Original Sins and Other Things
Slavery, and the racism that flowed with it, is now routinely dubbed America’s original sin. But does the use of the term move the US any closer to justice?
In America, despite its current Catholic president, the dominant religious voice has been Protestant, and the phrase “original sin” is a sign of its enduring echo. Setting aside the risky business of translating an ancient text accurately, the Eden story has arguably done more harm than good over the centuries. It has certainly deeply damaged the status of women (and serpents for that matter). With very little evidence and several strong reasons for doubt, it has made the “apple” into an unlikely symbol of temptation. And at its broadest, it rooted many strands of Protestantism in a harsh view of human character, that is the antithesis to Western law. In the latter, the accused is presumed innocent until proven guilty; in the former, he is damned until he is saved.
It was H.L. Mencken who defined puritanism as the haunting fear that someone somewhere may be happy. Man was inclined by his nature to take pleasure in sin, and while sin can be used as a synonym for evil, it’s such a capacious term that it doesn’t always reflect the gravity of the offence. For the puritanical, most festivities can appear just an excuse for sinning. Thus, I am not convinced that calling the systematic mistreatment of fellow human beings for generations a sin really works.

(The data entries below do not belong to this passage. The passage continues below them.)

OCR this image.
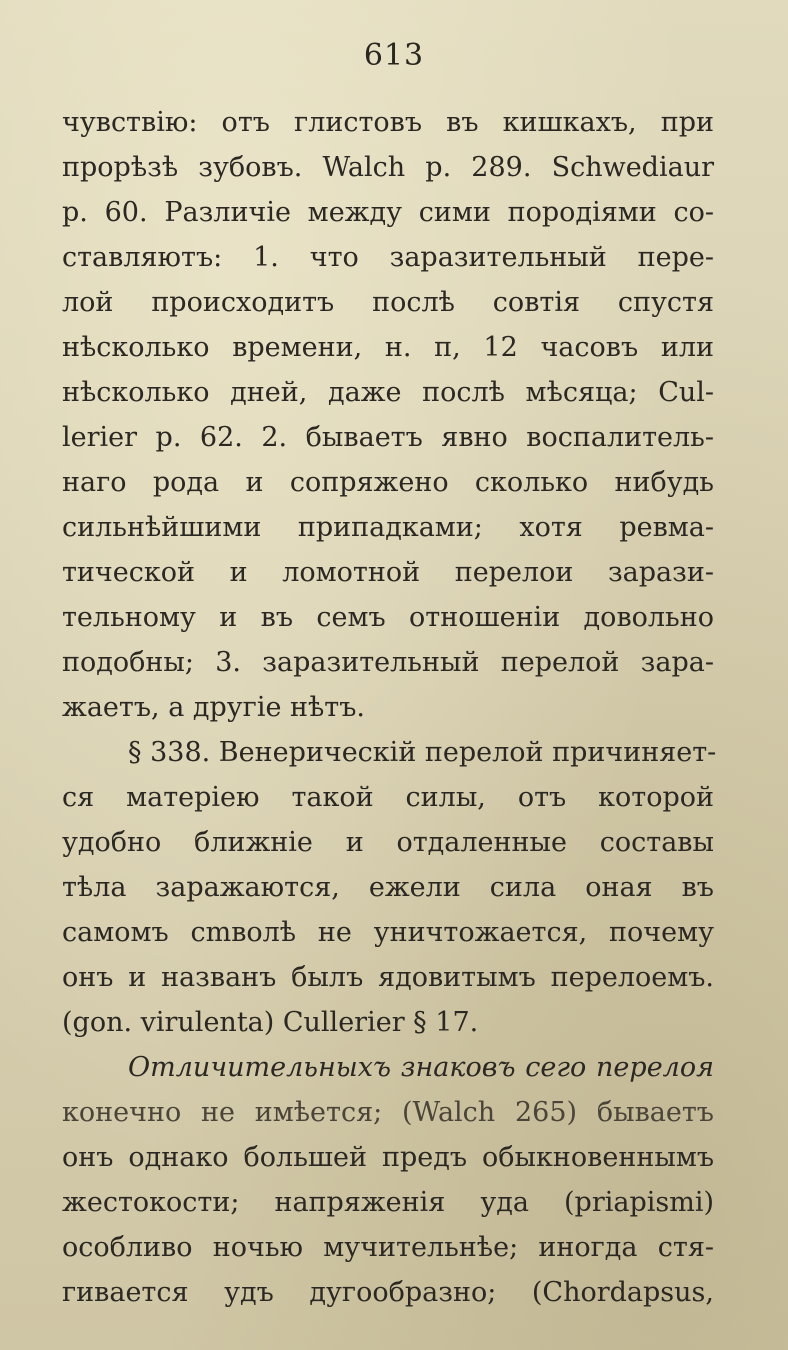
613
чувствію: отъ глистовъ въ кишкахъ, при
прорѣзѣ зубовъ. Walch p. 289. Schwediaur
p. 60. Различіе между сими породіями со-
ставляютъ: 1. что заразительный пере-
лой происходитъ послѣ совтія спустя
нѣсколько времени, н. п, 12 часовъ или
нѣсколько дней, даже послѣ мѣсяца; Cul-
lerier p. 62. 2. бываетъ явно воспалитель-
наго рода и сопряжено сколько нибудь
сильнѣйшими припадками; хотя ревма-
тической и ломотной перелои зарази-
тельному и въ семъ отношеніи довольно
подобны; 3. заразительный перелой зара-
жаетъ, а другіе нѣтъ.
§ 338. Венерическій перелой причиняет-
ся матеріею такой силы, отъ которой
удобно ближніе и отдаленные составы
тѣла заражаются, ежели сила оная въ
самомъ cmволѣ не уничтожается, почему
онъ и названъ былъ ядовитымъ перелоемъ.
(gon. virulenta) Cullerier § 17.
Отличительныхъ знаковъ сего перелоя
конечно не имѣется; (Walch 265) бываетъ
онъ однако большей предъ обыкновеннымъ
жестокости; напряженія уда (priapismi)
особливо ночью мучительнѣе; иногда стя-
гивается удъ дугообразно; (Chordapsus,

When the sin in question is paralleled to Adam’s fall, things get even more confused. As passed down, the story seems to have been written by Adam’s defence counsel. The accused is, at worst, an accessory. Eve is the most directly involved human, and the serpent is the brains behind the operation. The “sin” seems less about eating fruit than about a Promethean-style theft of knowledge from the God(s). And Jehovah comes across as the angry jealous god of the Old Testament rather than the loving god of the New. Disobedience is punished by pain and suffering in this life with the further prospect of eternal torment in the next. This begs the question: does the punishment really fit the crime?
Crucially, calling slavery America’s original sin is not about finding a phrase to convey the awfulness of the evil done. It is primarily and overwhelmingly about white America being saved rather than damned. “Great nations don’t ignore their most painful moments. They embrace them,” declared Joe Biden, as he signed the legislation making Juneteenth, a federal holiday. Again, one can applaud the sentiment, but question the accuracy. Britain, whose current government would enthusiastically insist that it is restoring greatness to the nation, has certainly no such day and only tentative and contested plans to embrace its painful past. The new American holiday will after all commemorate a moment when African Americans heard about the Emancipation Proclamation rather than celebrating the moment (and it would not be an easy one to pinpoint) when they were truly free.
The Republican response to the “1619 Project,” which rooted US historical development in the first arrival of enslaved Africans in Virginia shows that many Americans, including many devout Bible readers, fear what they would characterise as a “penitential” national history. As with all national histories, starting dates are contentious. The 500th anniversary of Columbus’s voyages of 1492 predictably saw many accounts of the dreadful consequences of European colonisation for indigenous peoples and indeed, the biosphere; seemingly, there were original sins before the original sin. As for 1776, Frederick Douglass said it all when he declared: What to the slave is the Fourth of July? And it would be a brave man who felt that the final ratification of the Constitution on June 21, 1788 was a creation date to be embraced by all Americans. In important ways, European countries that speak of specific republics (for example, France became the 5th Republic in 1958) are more transparent about their successive creations. Contemporary America might just want to consider a new birth of freedom.
Certainly, if Americans want to speak of “original sin,” they might be better off considering Martin Luther King’s admonition about the evils that flow once you start treating people as things. This “thingification,” as he called it, underpins racism, militarism and materialism. He could have used the term “reification,” but he preferred to keep an ugly word for an ugly practice. It was the essence of chattel slavery and the genocide of indigenous peoples, and let’s face it, our world is still full of it; with the family one of the most common sites of coerced labour and unpunished abuse. It’s not an exclusively American practice by any means but the abundance and sense of innate superiority that “thingification” implies is part of the American dream that has mesmerised the world. And as Dr. King’s triad of evils suggests, we don’t need to focus on past or primordial sins when every day we perpetuate them. So if you want to confront original sin, stop treating living things as objects placed here for your pleasure and convenience (p.s. it will hard and you may have to change almost everything you do).